It has indeed. You knew I wouldn't be able to keep up with some sort of discipline, right? Wrong! I just haven't posted and keeping track is a drag, dude.
I've added a few things to the routine - instead of reading each of the Writers at Work books as a whole, I'm going to read one interview a week until I get through the series. I've also added one essay/short story/whatever from a magazine called McSweeney's, which is edited by the same dude who does the Best American Non-Required Reading series, so it is AWESOME. The current issue came in a box that is a giant head, complete with drawings of brain matter and sinew. Lovely and pretty hysterical.
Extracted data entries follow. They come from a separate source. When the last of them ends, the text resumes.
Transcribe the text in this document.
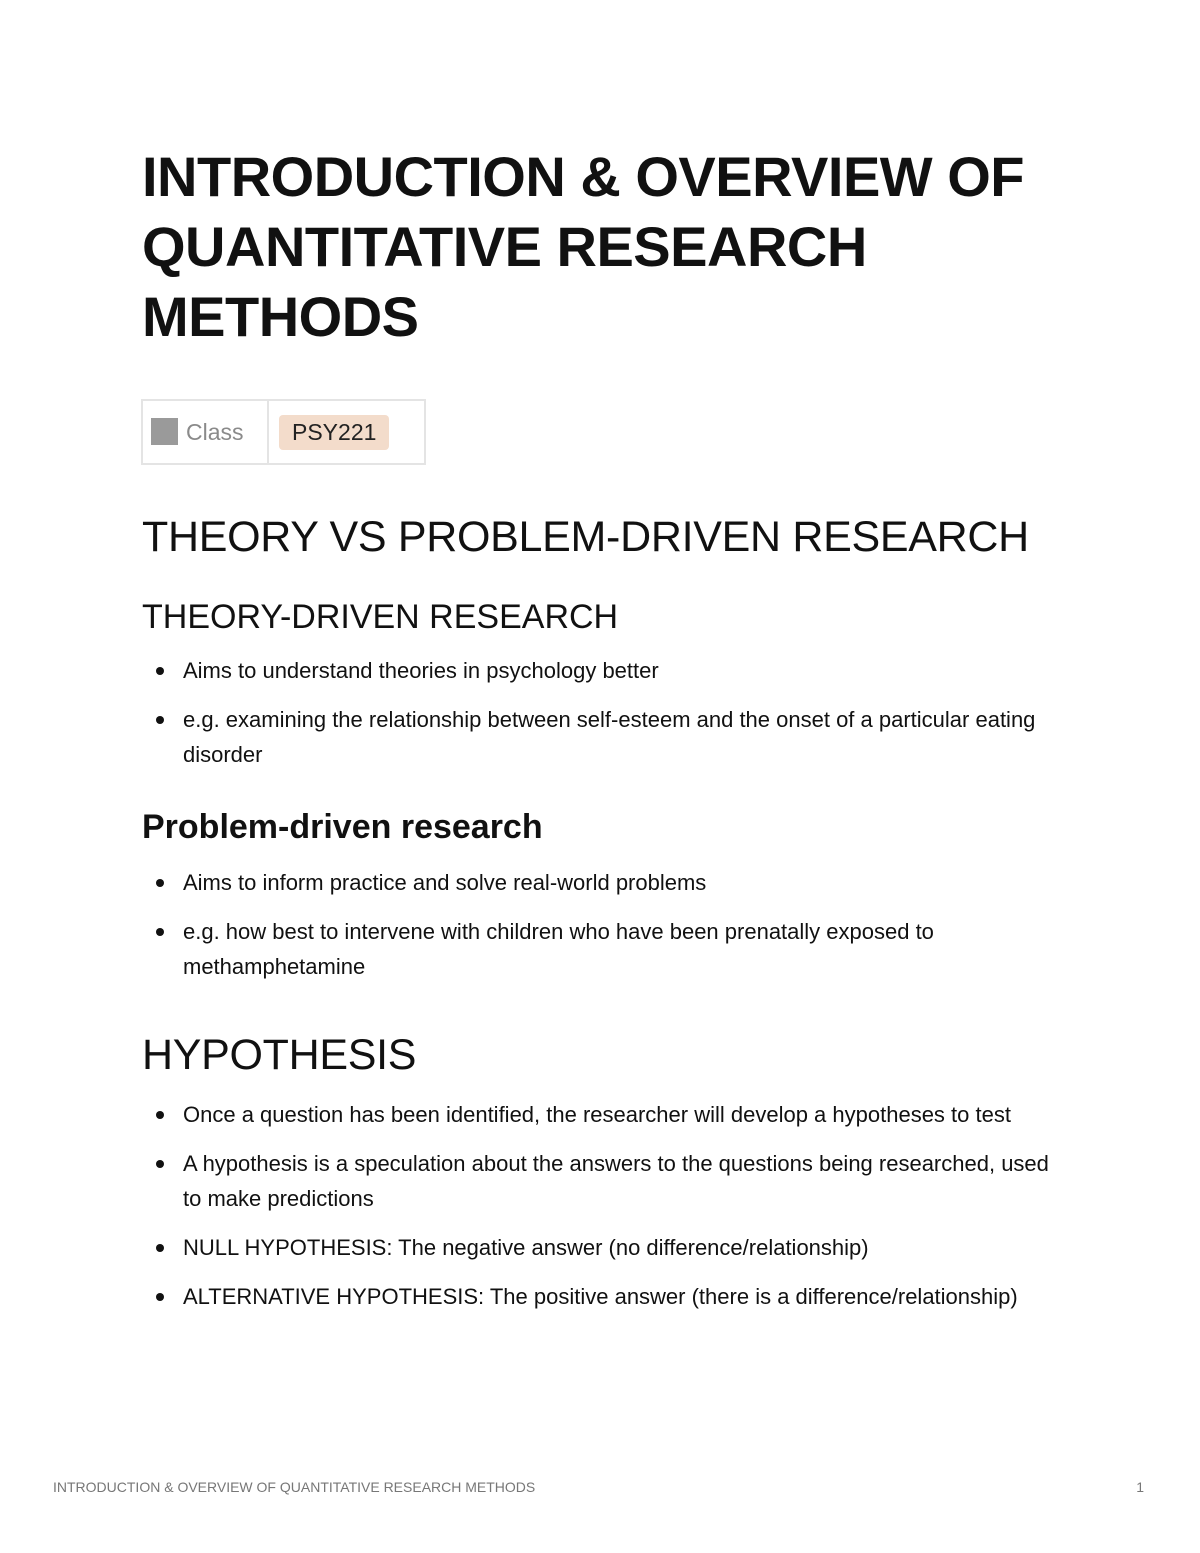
INTRODUCTION & OVERVIEW OF QUANTITATIVE RESEARCH METHODS
Class	PSY221
THEORY VS PROBLEM-DRIVEN RESEARCH
THEORY-DRIVEN RESEARCH
Aims to understand theories in psychology better
e.g. examining the relationship between self-esteem and the onset of a particular eating disorder
Problem-driven research
Aims to inform practice and solve real-world problems
e.g. how best to intervene with children who have been prenatally exposed to methamphetamine
HYPOTHESIS
Once a question has been identified, the researcher will develop a hypotheses to test
A hypothesis is a speculation about the answers to the questions being researched, used to make predictions
NULL HYPOTHESIS: The negative answer (no difference/relationship)
ALTERNATIVE HYPOTHESIS: The positive answer (there is a difference/relationship)
INTRODUCTION & OVERVIEW OF QUANTITATIVE RESEARCH METHODS	1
That means I've also changed the goal of two books a week to one fiction book and one non-fiction book a week. Still 104 books a year, but changed up so I get a little knowledge thrown in with my entertainment.
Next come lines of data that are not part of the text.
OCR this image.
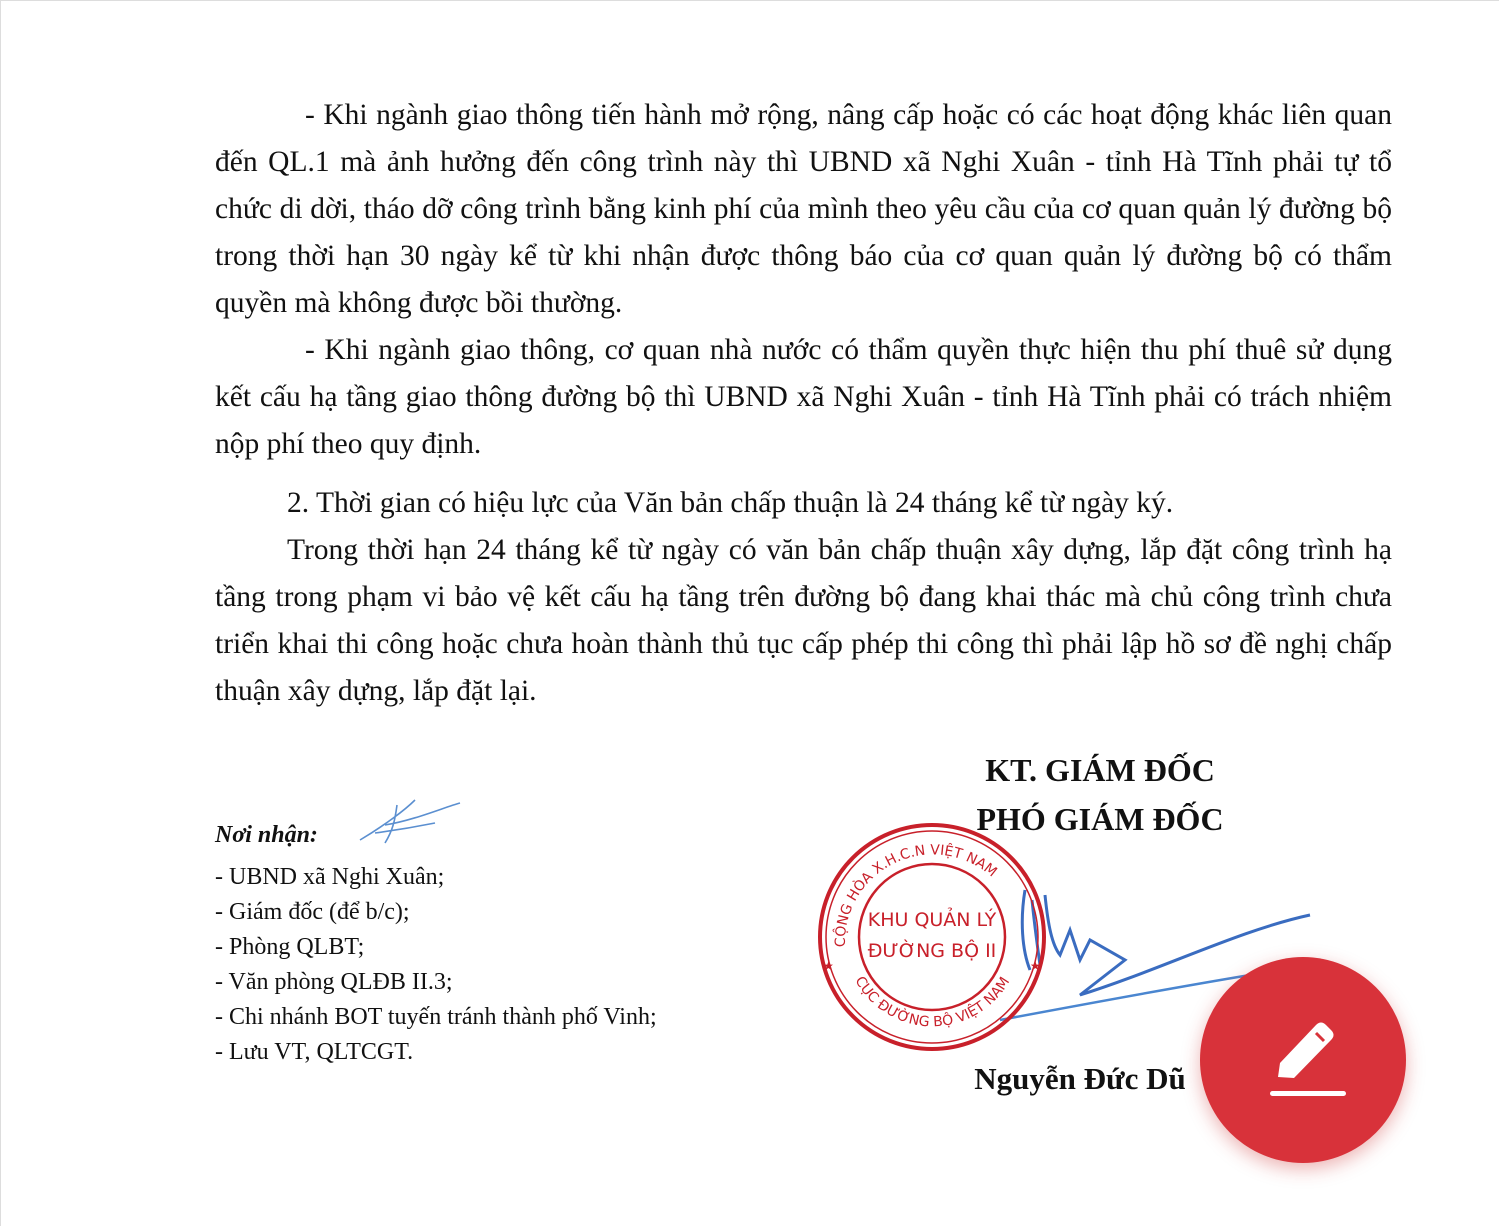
- Khi ngành giao thông tiến hành mở rộng, nâng cấp hoặc có các hoạt động khác liên quan đến QL.1 mà ảnh hưởng đến công trình này thì UBND xã Nghi Xuân - tỉnh Hà Tĩnh phải tự tổ chức di dời, tháo dỡ công trình bằng kinh phí của mình theo yêu cầu của cơ quan quản lý đường bộ trong thời hạn 30 ngày kể từ khi nhận được thông báo của cơ quan quản lý đường bộ có thẩm quyền mà không được bồi thường.

- Khi ngành giao thông, cơ quan nhà nước có thẩm quyền thực hiện thu phí thuê sử dụng kết cấu hạ tầng giao thông đường bộ thì UBND xã Nghi Xuân - tỉnh Hà Tĩnh phải có trách nhiệm nộp phí theo quy định.

2. Thời gian có hiệu lực của Văn bản chấp thuận là 24 tháng kể từ ngày ký.

Trong thời hạn 24 tháng kể từ ngày có văn bản chấp thuận xây dựng, lắp đặt công trình hạ tầng trong phạm vi bảo vệ kết cấu hạ tầng trên đường bộ đang khai thác mà chủ công trình chưa triển khai thi công hoặc chưa hoàn thành thủ tục cấp phép thi công thì phải lập hồ sơ đề nghị chấp thuận xây dựng, lắp đặt lại.

Nơi nhận:
- UBND xã Nghi Xuân;
- Giám đốc (để b/c);
- Phòng QLBT;
- Văn phòng QLĐB II.3;
- Chi nhánh BOT tuyến tránh thành phố Vinh;
- Lưu VT, QLTCGT.
KT. GIÁM ĐỐC
PHÓ GIÁM ĐỐC
Nguyễn Đức Dũ
CỘNG HÒA X.H.C.N VIỆT NAM
CỤC ĐƯỜNG BỘ VIỆT NAM
KHU QUẢN LÝ
ĐƯỜNG BỘ II
★	★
Right now the non-fiction book is one I've been meaning to read for a long time. It's An Exaltation of Larks by James Lipton, the man who hosts Inside the Actor's Studio. It turns out he's a genius. It's a book, by the way, that would totally bore anyone who isn't a word-nerd. It's just lists of phrases like "a pride of lions" or "a nest of machine guns" (my personal favorite). Sometimes there is a back story to where the phrase originated. Sometimes, just lists.
My Weekly Calendar
I used to have a goal here about eventually reading one book a day and writing fifty pages each week. Someday I may be able to get to fifty pages written, but I've had to come to terms with my inability to read fast enough to ever reach the other goal. Instead, I've begun pacing myself for what I think I can accomplish around work and other priorities. It will drastically cut back how many books I get through each year, but sometimes life is also about accepting what you won't achieve. It's beautiful and necessary to believe in infinite possibilities, but it's also beautiful and necessary to understand limitations.